Geçen yıl 280 kadın öldürüldü, 217 kadın şüpheli şekilde ölü bulundu

Kadınların en temel insanlık hakkı olan güven içinde yaşama hakkı giderek daha fazla ihlal ediliyor, kadın cinayetleri büyük bir ivme ile artmaya devam ediyor. Geçen yıl 280 kadın erkekler tarafından öldürülürken 217 kadın da şüpheli şekilde ölü bulundu. Sadece Türkiye'nin İstanbul Sözleşmesi’nden çekilmesinden bu yana 200 kadın öldürüldü. Türkiye bu cinayetlere dur demek zorundadır. Bunun yolu da İstanbul Sözleşmesi’ne geri dönmekten ve ilgili yasaları hazırlayarak etkin şekilde uygulamaktan geçiyor.

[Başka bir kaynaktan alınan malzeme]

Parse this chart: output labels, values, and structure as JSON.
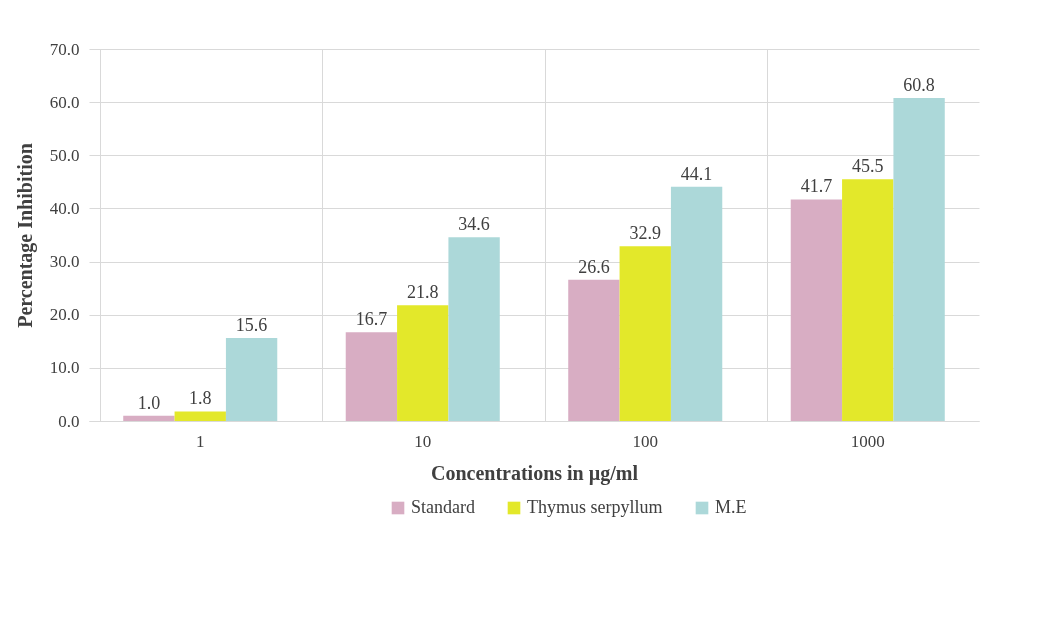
{
  "chart_data": {
    "type": "bar",
    "xlabel": "Concentrations in µg/ml",
    "ylabel": "Percentage  Inhibition",
    "categories": [
      "1",
      "10",
      "100",
      "1000"
    ],
    "series": [
      {
        "name": "Standard",
        "color": "#d8adc3",
        "values": [
          1.0,
          16.7,
          26.6,
          41.7
        ],
        "value_labels": [
          "1.0",
          "16.7",
          "26.6",
          "41.7"
        ]
      },
      {
        "name": "Thymus serpyllum",
        "color": "#e3e82a",
        "values": [
          1.8,
          21.8,
          32.9,
          45.5
        ],
        "value_labels": [
          "1.8",
          "21.8",
          "32.9",
          "45.5"
        ]
      },
      {
        "name": "M.E",
        "color": "#acd8d9",
        "values": [
          15.6,
          34.6,
          44.1,
          60.8
        ],
        "value_labels": [
          "15.6",
          "34.6",
          "44.1",
          "60.8"
        ]
      }
    ],
    "ylim": [
      0,
      70
    ],
    "yticks": [
      {
        "value": 0,
        "label": "0.0"
      },
      {
        "value": 10,
        "label": "10.0"
      },
      {
        "value": 20,
        "label": "20.0"
      },
      {
        "value": 30,
        "label": "30.0"
      },
      {
        "value": 40,
        "label": "40.0"
      },
      {
        "value": 50,
        "label": "50.0"
      },
      {
        "value": 60,
        "label": "60.0"
      },
      {
        "value": 70,
        "label": "70.0"
      }
    ],
    "grid": true,
    "legend": "bottom"
  }
}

Sürdürülebilir sistemin anahtarı toplumsal cinsiyet eşitliği

İnsanlık olarak bugün karşımıza çıkan tehditlerin, yaşadığımız çevre sorunlarının, iklim değişikliğinin, sosyo-ekonomik dengesizliklerin ve jeopolitik gerginliklerin çözümü sürdürülebilirliği uygulamaktan geçmektedir. Döngüsel bir ekonominin yarattığı; adil, fırsat eşitliğinin olduğu, dezavantajlı kesimlerin görüldüğü sürdürülebilir bir sistem yaratmak zorundayız. Bu sürdürülebilir sistemin anahtarı ise toplumsal cinsiyet eşitliğidir, kadınların sürece tam katılımını sağlamaktır.

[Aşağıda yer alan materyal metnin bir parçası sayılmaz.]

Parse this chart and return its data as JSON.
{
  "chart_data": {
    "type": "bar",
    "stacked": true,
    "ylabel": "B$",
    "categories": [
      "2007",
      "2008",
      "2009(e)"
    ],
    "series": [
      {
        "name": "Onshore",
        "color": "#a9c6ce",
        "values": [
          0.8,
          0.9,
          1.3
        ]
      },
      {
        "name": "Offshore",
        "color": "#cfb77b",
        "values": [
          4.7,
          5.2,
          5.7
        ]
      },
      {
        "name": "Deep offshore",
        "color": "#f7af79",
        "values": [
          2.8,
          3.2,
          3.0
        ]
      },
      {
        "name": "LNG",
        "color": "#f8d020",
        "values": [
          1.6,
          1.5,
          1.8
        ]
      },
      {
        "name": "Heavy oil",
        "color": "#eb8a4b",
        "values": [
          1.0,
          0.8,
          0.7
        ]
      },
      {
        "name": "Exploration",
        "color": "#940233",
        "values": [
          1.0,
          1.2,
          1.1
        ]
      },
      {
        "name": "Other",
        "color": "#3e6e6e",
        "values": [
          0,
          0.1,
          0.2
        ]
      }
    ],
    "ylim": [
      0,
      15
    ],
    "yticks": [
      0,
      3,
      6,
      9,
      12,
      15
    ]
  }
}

Kadın katılımı refahın ve demokrasinin ön koşuludur

Kadınların toplum içindeki konumu, ülkeler için gelişmişlik düzeyi göstergesidir. İstihdamdan sosyal hayata, girişimcilikten siyasal temsile kadınların katılım oranı günümüz ülkeleri için sadece bir istatistik değil, geleceğimizdir. Kadın ve erkek eşitliğini içselleştirmiş ve bunun gereğini yapmış toplumlar sürdürülebilir kalkınmanın, refahın ve demokrasinin ön koşuludur.

İstanbul Sözleşmesi’ne geri dönülmeli

Bu nedenle KAGİDER başta Hükümet olmak üzere iş dünyası, STK’lar ve siyasi partiler dâhil tüm ilgili taraflara ekonomiye ve siyasete kadınların katılımını artırmak, toplumsal cinsiyet eşitliğini gerçekleştirmek için iş birliği içinde çalışma çağrısı yapıyor. Hükümet’e yönelik olarak, İstanbul Sözleşmesi’ne geri dönülmesi ve kadınların can güvenliğinin korunması talebimizi yineliyoruz.